Status Invest Notícias
FIIs

VRTA11 eleva renda com R$ 0,85; VRTM11 paga R$ 0,09 em março

Investimentos - Ações

Foto: Suno/Banco

Os FIIs VRTA11 e VRTM11 anunciaram novos proventos aos cotistas com data-base em 27 de fevereiro de 2026 e pagamento em 13 de março de 2026. O VRTA11 pagará R$ 0,85 por cota, enquanto o VRTM11 distribuirá R$ 0,09 por cota, ambos refletindo o desempenho recente e a estratégia de alocação em crédito imobiliário. Para investidores que buscam renda, a classe segue atrativa, com isenção de IR sobre rendimentos para pessoas físicas.
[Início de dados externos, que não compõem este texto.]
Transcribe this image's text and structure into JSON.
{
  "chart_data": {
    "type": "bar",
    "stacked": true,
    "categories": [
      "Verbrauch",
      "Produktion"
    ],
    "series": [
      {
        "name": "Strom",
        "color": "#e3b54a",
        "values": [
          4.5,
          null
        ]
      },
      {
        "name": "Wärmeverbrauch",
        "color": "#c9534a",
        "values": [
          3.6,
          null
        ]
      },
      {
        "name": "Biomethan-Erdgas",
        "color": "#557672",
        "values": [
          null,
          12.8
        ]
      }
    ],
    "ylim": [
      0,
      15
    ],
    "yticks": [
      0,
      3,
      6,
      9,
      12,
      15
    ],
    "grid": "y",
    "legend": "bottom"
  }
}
No caso do VRTA11, a distribuição de R$ 0,85 por cota implica dividend yield mensal de 1,07% considerando a cotação de fechamento de fevereiro. Em linha semelhante, o VRTM11 reportou rendimento de 1,21% no mesmo período. A administração do VRTA11 reafirma projeção de rendimentos entre R$ 0,80 e R$ 0,90 por cota ao longo do primeiro semestre de 2026, apoiada por uma carteira de CRIs indexada à inflação e ao CDI.
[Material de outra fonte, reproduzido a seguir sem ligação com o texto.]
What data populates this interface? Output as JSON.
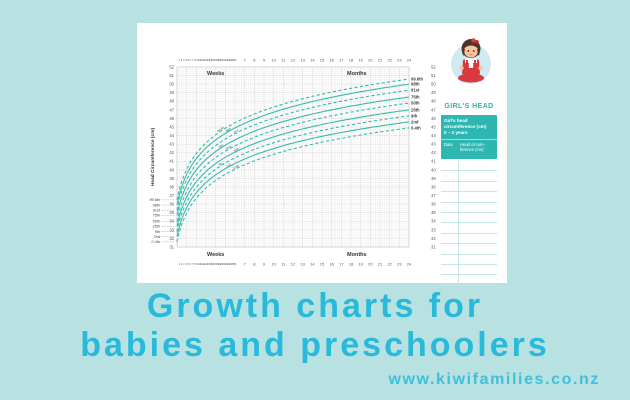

Em janeiro, o VRTA11 registrou lucro de R$ 9,6 milhões e encerrou o mês com P/VP de 0,94x, negociando com desconto frente ao valor patrimonial. A gestão atribui a queda recente das cotas ao ambiente de juros elevados, movimento que afetou amplamente os FIIs. Ainda assim, vê oportunidade de retorno na desvalorização atual, dado o carrego atrativo dos títulos e a resiliência da carteira.

Com cotação de R$ 80,00 em janeiro, o dividend yield mensal do VRTA11 ficou em 1,06%, equivalente a 107% do CDI com gross up de 15%. O fundo terminou o mês com R$ 30,6 milhões em liquidez (2,3% do PL), valores reservados para pagamento de dividendos e novas alocações. A carteira mantém adimplência regular, ainda que alguns ativos sigam sob provisão e monitoramento.

Durante janeiro, o VRTA11 executou três novas alocações: R$ 1,7 milhão adicional no CRI Guestier e R$ 5,2 milhões no CRI Residence Entreserras, ambos a IPCA + 12,00% ao ano, além de R$ 11 milhões no CRI Fibra, remunerado a CDI + 3,0% ao ano. A gestão também reduziu a posição em compromissadas, indicando maior convicção no pipeline de crédito.

Para o investidor de renda, os proventos reforçam a tese de fluxo mensal e diversificação via crédito imobiliário. O VRTA11 consolida sua estratégia em IPCA+ e CDI, buscando estabilidade de caixa e preservação do poder de compra, enquanto o VRTM11 complementa o cenário com distribuição compatível ao período.